Thankfully for Emmanuel, when his father rushed him to one of our partner clinics, he was able to get a diagnosis and the cure he needed to recover. Your support is transforming lives! You’re touching individual lives like Emmanuel’s, and you’re creating big changes across whole countries, making it possible for more children to have stories of healing and hope. Thank you for partnering with us in this new venture to make sure that all people affected by Buruli ulcer receive fast, accurate diagnoses and the expert care they need to thrive!

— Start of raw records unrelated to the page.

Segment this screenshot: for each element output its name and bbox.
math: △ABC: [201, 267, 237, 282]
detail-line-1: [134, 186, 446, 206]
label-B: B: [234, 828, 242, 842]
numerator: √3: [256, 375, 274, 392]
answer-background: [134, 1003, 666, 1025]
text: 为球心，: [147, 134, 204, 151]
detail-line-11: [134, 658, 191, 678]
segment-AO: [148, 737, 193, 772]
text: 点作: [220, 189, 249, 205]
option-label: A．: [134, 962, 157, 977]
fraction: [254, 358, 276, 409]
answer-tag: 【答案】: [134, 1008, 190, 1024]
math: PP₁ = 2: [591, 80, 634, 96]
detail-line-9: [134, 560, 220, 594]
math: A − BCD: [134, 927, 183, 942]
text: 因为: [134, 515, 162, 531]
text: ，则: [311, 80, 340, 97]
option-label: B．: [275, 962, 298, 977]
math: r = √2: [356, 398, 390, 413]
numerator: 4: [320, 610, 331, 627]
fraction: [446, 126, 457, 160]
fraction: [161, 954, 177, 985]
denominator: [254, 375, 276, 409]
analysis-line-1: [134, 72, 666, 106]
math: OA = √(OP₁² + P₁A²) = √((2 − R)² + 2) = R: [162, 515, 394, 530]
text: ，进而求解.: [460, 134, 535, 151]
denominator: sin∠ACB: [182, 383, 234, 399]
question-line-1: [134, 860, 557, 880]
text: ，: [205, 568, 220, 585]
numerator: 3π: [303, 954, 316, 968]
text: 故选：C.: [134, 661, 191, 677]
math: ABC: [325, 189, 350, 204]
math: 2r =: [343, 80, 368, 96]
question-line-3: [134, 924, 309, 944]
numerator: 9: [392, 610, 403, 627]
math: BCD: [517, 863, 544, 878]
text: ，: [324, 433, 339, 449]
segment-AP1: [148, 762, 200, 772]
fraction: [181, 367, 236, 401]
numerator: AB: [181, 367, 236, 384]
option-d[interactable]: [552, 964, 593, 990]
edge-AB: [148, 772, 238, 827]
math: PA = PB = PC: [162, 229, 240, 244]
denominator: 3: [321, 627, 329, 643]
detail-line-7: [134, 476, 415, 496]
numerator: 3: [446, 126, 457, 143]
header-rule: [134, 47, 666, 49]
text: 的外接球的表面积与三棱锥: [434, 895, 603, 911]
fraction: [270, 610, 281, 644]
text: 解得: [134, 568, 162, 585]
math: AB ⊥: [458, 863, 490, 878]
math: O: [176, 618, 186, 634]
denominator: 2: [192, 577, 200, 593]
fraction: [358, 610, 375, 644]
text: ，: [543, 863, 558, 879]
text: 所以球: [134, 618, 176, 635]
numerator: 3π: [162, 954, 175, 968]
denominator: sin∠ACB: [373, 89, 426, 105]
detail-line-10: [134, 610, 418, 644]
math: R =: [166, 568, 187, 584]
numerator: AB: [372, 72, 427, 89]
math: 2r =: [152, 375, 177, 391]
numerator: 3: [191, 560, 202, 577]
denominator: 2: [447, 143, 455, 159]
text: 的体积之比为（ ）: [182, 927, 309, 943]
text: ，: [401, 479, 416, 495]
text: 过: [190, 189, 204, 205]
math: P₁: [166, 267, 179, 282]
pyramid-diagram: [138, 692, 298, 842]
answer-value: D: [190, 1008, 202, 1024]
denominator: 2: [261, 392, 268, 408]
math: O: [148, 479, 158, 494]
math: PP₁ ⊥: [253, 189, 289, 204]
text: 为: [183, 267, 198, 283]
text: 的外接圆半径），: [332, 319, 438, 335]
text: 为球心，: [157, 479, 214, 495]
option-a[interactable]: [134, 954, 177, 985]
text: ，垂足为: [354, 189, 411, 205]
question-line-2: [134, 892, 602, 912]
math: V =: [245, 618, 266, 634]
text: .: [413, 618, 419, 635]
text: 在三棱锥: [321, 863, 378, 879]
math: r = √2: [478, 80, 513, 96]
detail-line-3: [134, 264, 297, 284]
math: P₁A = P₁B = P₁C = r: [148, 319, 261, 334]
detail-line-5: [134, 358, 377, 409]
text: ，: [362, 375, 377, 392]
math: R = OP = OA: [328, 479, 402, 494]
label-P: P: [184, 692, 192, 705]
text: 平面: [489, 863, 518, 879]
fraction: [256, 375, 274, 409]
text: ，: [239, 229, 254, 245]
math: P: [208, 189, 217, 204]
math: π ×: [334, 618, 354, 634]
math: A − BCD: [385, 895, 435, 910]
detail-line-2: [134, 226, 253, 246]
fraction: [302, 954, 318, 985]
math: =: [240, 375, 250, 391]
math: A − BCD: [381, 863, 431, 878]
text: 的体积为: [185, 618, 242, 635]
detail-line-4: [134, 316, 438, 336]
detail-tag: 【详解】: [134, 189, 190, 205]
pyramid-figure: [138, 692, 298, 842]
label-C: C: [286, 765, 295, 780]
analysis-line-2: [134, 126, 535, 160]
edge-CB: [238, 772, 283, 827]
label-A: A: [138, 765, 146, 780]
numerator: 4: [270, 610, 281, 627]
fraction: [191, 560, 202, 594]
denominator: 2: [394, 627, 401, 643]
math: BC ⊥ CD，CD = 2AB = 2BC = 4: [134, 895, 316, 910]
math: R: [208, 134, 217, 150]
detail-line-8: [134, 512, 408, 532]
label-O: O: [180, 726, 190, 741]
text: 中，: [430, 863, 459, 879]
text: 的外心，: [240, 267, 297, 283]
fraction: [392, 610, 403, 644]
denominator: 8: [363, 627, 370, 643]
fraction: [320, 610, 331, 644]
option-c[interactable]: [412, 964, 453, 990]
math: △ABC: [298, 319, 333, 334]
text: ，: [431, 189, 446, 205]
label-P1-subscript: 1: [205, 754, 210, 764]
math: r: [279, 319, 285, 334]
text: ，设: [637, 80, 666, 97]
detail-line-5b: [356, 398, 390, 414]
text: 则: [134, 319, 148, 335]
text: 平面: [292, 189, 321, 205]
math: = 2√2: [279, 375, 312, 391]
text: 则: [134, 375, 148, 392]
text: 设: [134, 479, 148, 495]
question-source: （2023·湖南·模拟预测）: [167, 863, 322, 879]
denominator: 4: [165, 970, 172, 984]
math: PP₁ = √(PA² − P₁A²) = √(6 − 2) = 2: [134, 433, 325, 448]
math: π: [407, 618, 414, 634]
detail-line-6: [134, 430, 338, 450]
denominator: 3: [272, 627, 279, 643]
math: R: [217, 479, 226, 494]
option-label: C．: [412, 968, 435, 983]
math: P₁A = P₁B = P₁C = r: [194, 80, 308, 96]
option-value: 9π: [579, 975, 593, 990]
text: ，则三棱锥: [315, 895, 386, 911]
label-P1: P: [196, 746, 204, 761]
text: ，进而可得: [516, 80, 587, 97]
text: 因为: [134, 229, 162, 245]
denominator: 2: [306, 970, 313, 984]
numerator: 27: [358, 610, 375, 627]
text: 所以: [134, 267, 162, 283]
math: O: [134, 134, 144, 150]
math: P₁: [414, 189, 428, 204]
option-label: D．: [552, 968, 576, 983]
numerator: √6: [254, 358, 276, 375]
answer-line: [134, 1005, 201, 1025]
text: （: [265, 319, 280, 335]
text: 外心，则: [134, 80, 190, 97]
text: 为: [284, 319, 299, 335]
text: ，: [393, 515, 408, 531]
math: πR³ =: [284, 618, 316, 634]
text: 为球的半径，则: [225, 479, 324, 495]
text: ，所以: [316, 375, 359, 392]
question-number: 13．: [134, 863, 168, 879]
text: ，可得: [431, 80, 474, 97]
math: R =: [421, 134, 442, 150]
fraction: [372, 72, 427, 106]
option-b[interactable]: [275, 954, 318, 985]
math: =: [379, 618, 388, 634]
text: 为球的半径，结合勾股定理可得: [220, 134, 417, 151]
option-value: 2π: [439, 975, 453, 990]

Emmanuel is the oldest of three. Thanks to your support, he was cured of Buruli ulcer.
The new Buruli Ulcer Laboratory Network includes labs in Benin, Cameroon, Côte d’Ivoire, the Democratic Republic of Congo, Gabon, Ghana, Liberia, Nigeria, and Togo.
Left to right: American Leprosy Missions’ Director of Research and Innovation, Dr. Sundeep Chaitanya with Dr. Sara Eyangoh and Dr. Estelle Marion. This group proposed the Buruli Ulcer Lab Network in April 2019. American Leprosy Missions is leading the way to improve Buruli ulcer diagnosis and treatment!
This team of representatives from the new Buruli Ulcer Lab Network is working hard to make a difference for children like Emmanuel. Every person suffering from Buruli ulcer deserves a quick and accurate diagnosis so they can receive the treatment they need!